Government is committed and will ensure that the programmes and activities approved by Parliament in the 2015 Budget are effectively and efficiently implemented, Finance Minister Alexander Chikwanda has said.
Mr Chikwanda said inclusive growth and job creating strategies through ensuring macroeconomic stability to support both local and foreign direct investment would continue and that Government would also continue to pay particular attention to diversification of the economy and to support for Small and Medium Enterprises (SMEs).
In a state of the economy speech, he said his ministry would ensure that mutually beneficial and regular engagements with investors and the private sector with the underlying objective of accelerating growth, employment creation and poverty reduction would continue.
In order to enhance transparency of the budget and increase oversight by institutions such as Parliament, the Government had made progress in drafting of the Planning and Budgeting Bill that would be presented to Parliament in the course of 2015.
Mr Chikwanda said Government continued to enjoy good relations with the International Monetary Fund (IMF) and other cooperating partners and that following the expiry of the last programme in June 2011, the Government had been interacting with the fund through standard surveillance under the provisions of Article 8 of the fund’s governing laws.
He said the last review the ministry had with the fund was in the first half of December 2014.

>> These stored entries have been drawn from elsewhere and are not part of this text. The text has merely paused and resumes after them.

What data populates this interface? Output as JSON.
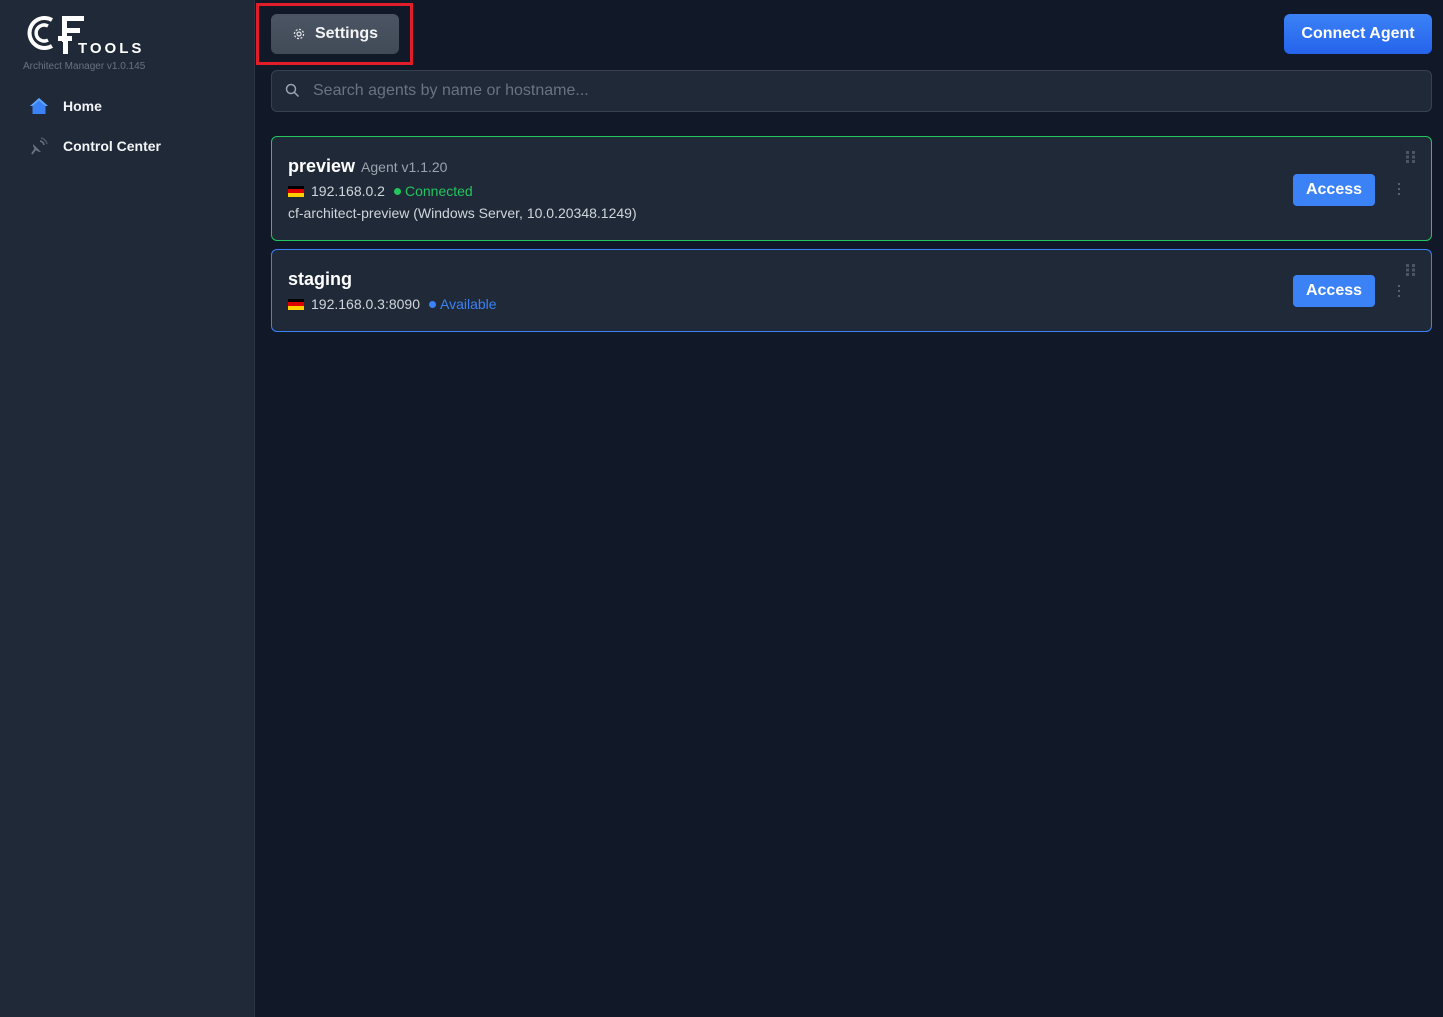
{
  "app": {
    "logo_letters": "CF",
    "logo_word": "TOOLS",
    "version": "Architect Manager v1.0.145"
  },
  "sidebar": {
    "items": [
      {
        "label": "Home",
        "icon": "home-icon"
      },
      {
        "label": "Control Center",
        "icon": "satellite-dish-icon"
      }
    ]
  },
  "header": {
    "settings_label": "Settings",
    "settings_icon": "gear-icon",
    "connect_label": "Connect Agent"
  },
  "search": {
    "placeholder": "Search agents by name or hostname...",
    "value": ""
  },
  "agents": [
    {
      "name": "preview",
      "version": "Agent v1.1.20",
      "ip": "192.168.0.2",
      "status": "Connected",
      "status_color": "#22c55e",
      "host": "cf-architect-preview (Windows Server, 10.0.20348.1249)",
      "access_label": "Access",
      "country_flag": "germany-flag-icon"
    },
    {
      "name": "staging",
      "ip": "192.168.0.3:8090",
      "status": "Available",
      "status_color": "#3b82f6",
      "access_label": "Access",
      "country_flag": "germany-flag-icon"
    }
  ],
  "colors": {
    "background": "#111827",
    "sidebar": "#1f2937",
    "accent": "#3b82f6",
    "connected": "#22c55e",
    "highlight": "#e11d2a"
  }
}
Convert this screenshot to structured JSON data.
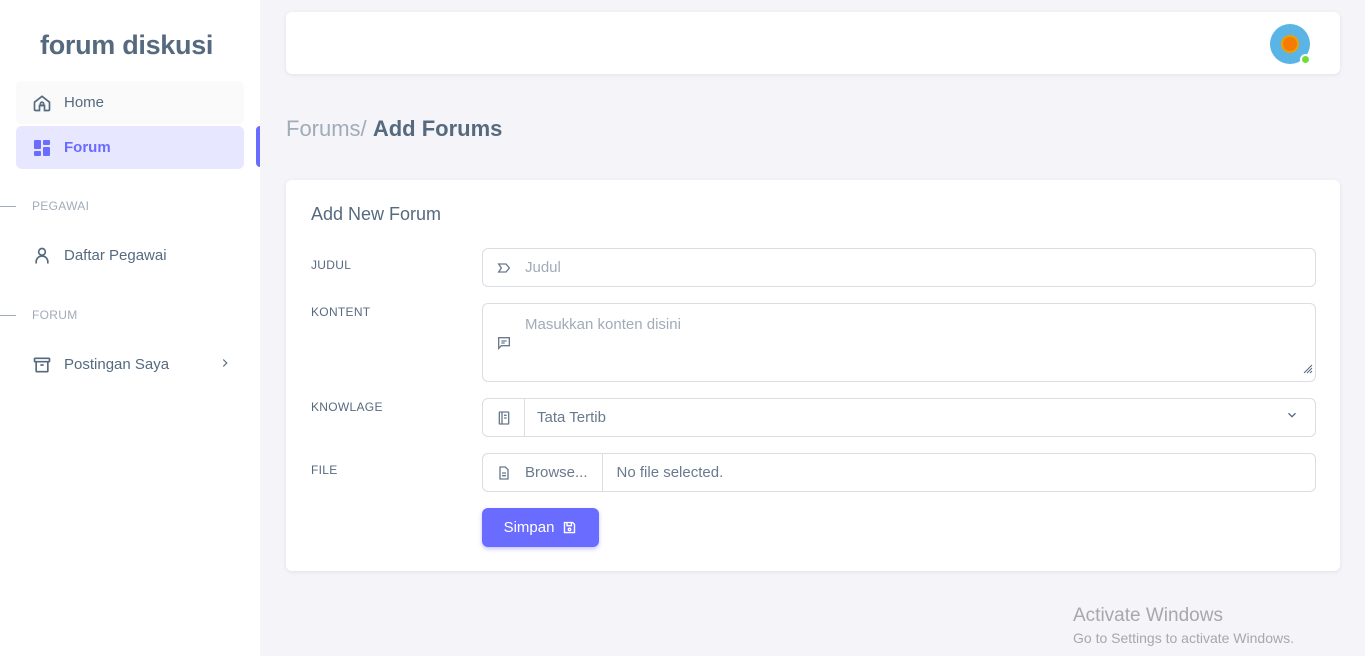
{
  "sidebar": {
    "brand": "forum diskusi",
    "items": [
      {
        "label": "Home",
        "icon": "home-icon"
      },
      {
        "label": "Forum",
        "icon": "layout-grid-icon",
        "active": true
      }
    ],
    "sections": [
      {
        "header": "PEGAWAI",
        "items": [
          {
            "label": "Daftar Pegawai",
            "icon": "user-icon"
          }
        ]
      },
      {
        "header": "FORUM",
        "items": [
          {
            "label": "Postingan Saya",
            "icon": "archive-icon"
          }
        ]
      }
    ]
  },
  "navbar": {
    "avatar": "user-avatar",
    "status_color": "#71dd37"
  },
  "breadcrumb": {
    "parent": "Forums/",
    "current": "Add Forums"
  },
  "form": {
    "title": "Add New Forum",
    "judul": {
      "label": "JUDUL",
      "placeholder": "Judul"
    },
    "konten": {
      "label": "KONTENT",
      "placeholder": "Masukkan konten disini"
    },
    "knowlage": {
      "label": "KNOWLAGE",
      "value": "Tata Tertib"
    },
    "file": {
      "label": "FILE",
      "button": "Browse...",
      "status": "No file selected."
    },
    "submit": "Simpan"
  },
  "watermark": {
    "title": "Activate Windows",
    "subtitle": "Go to Settings to activate Windows."
  },
  "colors": {
    "accent": "#696cff",
    "text": "#566a7f",
    "muted": "#a1acb8",
    "background": "#f5f5f9"
  }
}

And commenting on monetary and external sector developments the minister said as Government they had set an inflation target of 6.5 percent for 2014.
“The outturn for annual inflation in 2014 has been recorded at 7.9 percent. Part of the pressure on the general level of prices emanated from the depreciation of the Kwacha, especially during the first half of the year. Going forward, the Government will endeavour to contain inflation within the low and single-digit range to ensure that business planning and forecasting is not only credible but also resilient,” he said.
He said the exchange rate this year had been towards depreciation, especially during the first half of the year but some measures undertaken by the Bank of Zambia led to relative stability of the currency.
Mr Chikwanda said the Treasury that had been monitoring the level of balances in the banking system and Government will continue to monitor exchange rate developments to ensure stability as continued tight liquidity conditions may over time harm the economy.
He said Government, however, remained committed to ease liquidity conditions in the financial sector once relative stability in the exchange rate has been attained.
He said they had since noted that credit conditions had generally remained supportive of the economic growth though domestic credit had increased by 14.8 per cent.
“As for trade and current account balance, preliminary data indicates that by the end of 2014, the country will have recorded a surplus of over US $1,459.9 million on its merchandise trade. While a current account deficit is projected for 2014, we are, however, confident of a significant improvement in the external sector. The projected deficit is largely on account of lower copper prices coupled with reduced non-traditional exports (NTEs). Subdued global demand for copper on account of lower global economic prospects explains the low copper prices and subsequently, the weaker export earnings,” he noted.
He said the lower NTE’s had been largely on account of stronger domestic demand for some key export goods such as cement and fabricated metal products and that the increase in domestic demand was a testimony of the growing domestic economic activities in areas such as construction and energy, which as a result, had facilitated creation of the largest number of new jobs for Zambians.
Mr Chikwanda said his ministry expected NTEs to rebound and continue to significantly contribute a larger proportion to export earnings.
Meanwhile, the minister said investor confidence continued to be strong in 2014 and that this could be evidenced by the re-affirmation of the country’s sovereign credit ratings at a ceiling of B+ coupled with the continued rise in Foreign Direct Investment (FDI) inflows.
He said FDI inflows were US$ 2,231.5 million, 6.3 percent higher than for the whole of 2013 as at September 2014 and that the investments were broad-based covering Government’s priority and growth sectors such as agriculture, construction, manufacturing and mining.
Mr Chikwanda said foreign reserves currently stood at approximately US$ 3.04 billion from US$ 2.7 billion at the end of 2013 and that this translated to around 3.4 months of import cover.
He said the goal was to attain four months of import cover in the medium-term and six months thereafter.